• World
  • Oct 18

EU leaders agree on new Brexit deal

European Union leaders unanimously backed a new Brexit deal with Britain on October 17, leaving Prime Minister Boris Johnson facing a battle to secure the UK parliament’s backing for the agreement if he is to take Britain out of Europe on October 31.

Speaking after the EU’s 27 other leaders had endorsed the deal without Johnson in the room, European Commission president Jean-Claude Juncker declared himself pleased that an agreement had been reached but unhappy to see Britain go.

What is the new deal?

British and EU negotiators reached the agreement after successive days of late-night talks and nearly three years of heated discussions that have strained EU-UK ties at a time the bloc is facing a wave of euroscepticism, struggling to restart economic growth and take a stand against resurgent global powers China and Russia.

Negotiators worked frantically this week to agree a compromise on the question of the border between EU member Ireland and the British province of Northern Ireland, the most difficult part of Brexit.

The conundrum was how to prevent the frontier becoming a backdoor into the EU’s single market without erecting checkpoints that could undermine the 1998 Good Friday Agreement, which ended decades of conflict in the province.

The agreement reached will keep Northern Ireland in the UK customs area but EU tariffs will apply on goods crossing from mainland Britain to Northern Ireland if they are headed to Ireland and into the bloc’s single market.

The agreement scraps the “backstop”, a mechanism envisaged earlier that was designed to prevent a hard border being introduced on the island of Ireland, and would have bound at least parts of Britain to some EU rules. 
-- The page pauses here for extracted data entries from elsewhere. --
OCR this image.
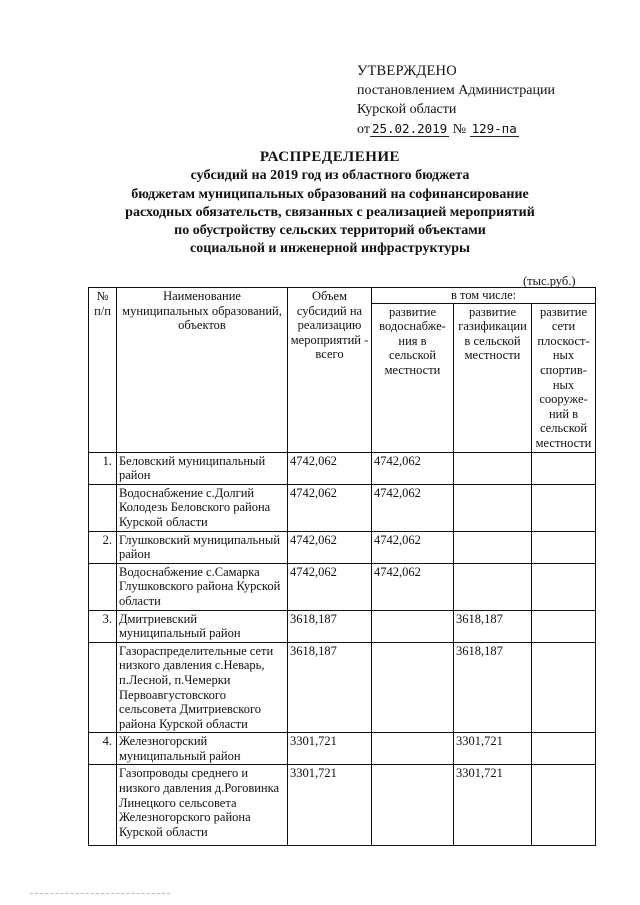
УТВЕРЖДЕНО
постановлением Администрации
Курской области
от 25.02.2019 № 129-па
РАСПРЕДЕЛЕНИЕ
субсидий на 2019 год из областного бюджета
бюджетам муниципальных образований на софинансирование
расходных обязательств, связанных с реализацией мероприятий
по обустройству сельских территорий объектами
социальной и инженерной инфраструктуры
(тыс.руб.)
№ п/п	Наименование муниципальных образований, объектов	Объем субсидий на реализацию мероприятий - всего	в том числе:		
			развитие водоснабже-ния в сельской местности	развитие газификации в сельской местности	развитие сети плоскост-ных спортив-ных сооруже-ний в сельской местности
1.	Беловский муниципальный район	4742,062	4742,062		
	Водоснабжение с.Долгий Колодезь Беловского района Курской области	4742,062	4742,062		
2.	Глушковский муниципальный район	4742,062	4742,062		
	Водоснабжение с.Самарка Глушковского района Курской области	4742,062	4742,062		
3.	Дмитриевский муниципальный район	3618,187		3618,187	
	Газораспределительные сети низкого давления с.Неварь, п.Лесной, п.Чемерки Первоавгустовского сельсовета Дмитриевского района Курской области	3618,187		3618,187	
4.	Железногорский муниципальный район	3301,721		3301,721	
	Газопроводы среднего и низкого давления д.Роговинка Линецкого сельсовета Железногорского района Курской области	3301,721		3301,721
German Chancellor Angela Merkel said one positive with the Johnson deal was that it was clear Britain would become what the EU calls a “third country”, making it essential for the EU to work rapidly on reaching a free trade agreement with it.

“There is an essential difference compared with when Theresa May was prime minister. Then it was not clear how the future relations would look, whether membership of the customs union or not. Now it is quite clear,” Merkel said.

Crucial voting on October 19

Johnson said he was confident that parliament, which will sit for an extraordinary session on October 19 to vote on the Brexit agreement, would approve the deal. “When my colleagues in parliament study this agreement they will want to vote for it and then in succeeding days,” he told reporters.

But the arithmetic in the vote is not simple. The Northern Irish party that Johnson needs to help ratify any agreement, the Democratic Unionist Party (DUP), has refused to support it, saying it is not in Northern Ireland’s interests. 

The head of the main opposition Labour Party, Jeremy Corbyn, said he was unhappy with the agreement and would vote against it. Labour has said it wants any deal to be subject to a public vote, but as yet has not indicated whether it will back any move for a second referendum.

Johnson does not have a majority in the 650-seat parliament, and in practice needs at least 318 votes to get a deal ratified. The DUP have 10 votes. 

Parliament defeated a previous deal struck by Johnson’s predecessor, Theresa May, three times. 

What will happen if the deal is defeated?

The uncertainty over parliament’s approval means that, two weeks before Britain is due to leave the world’s largest trading bloc, the possible outcomes still range from an orderly departure to a chaotic exit or even another referendum that could reverse the entire endeavour.

If the deal is defeated, the prime minister is legally obliged to ask EU leaders to postpone Brexit for a third time — breaking his vow to lead Britain out on October 31.

Juncker warned such a rejection would create an “extremely complicated situation”, while Tusk said that if it happened he would consult member states on how to respond.

What is the stand of PM Johnson?

Johnson appears intent on presenting parliament with a stark choice - the deal he has struck or no deal - in the hope of securing just enough votes, including perhaps from the opposition benches, to secure a knife-edge approval. 

“The PM’s position is that it’s new deal or no deal but no delay,” said a senior British government official. If the deal is approved, economists said Britain was likely headed for a “fairly hard” Brexit, certainly a harder one than would have been the case under May’s deal.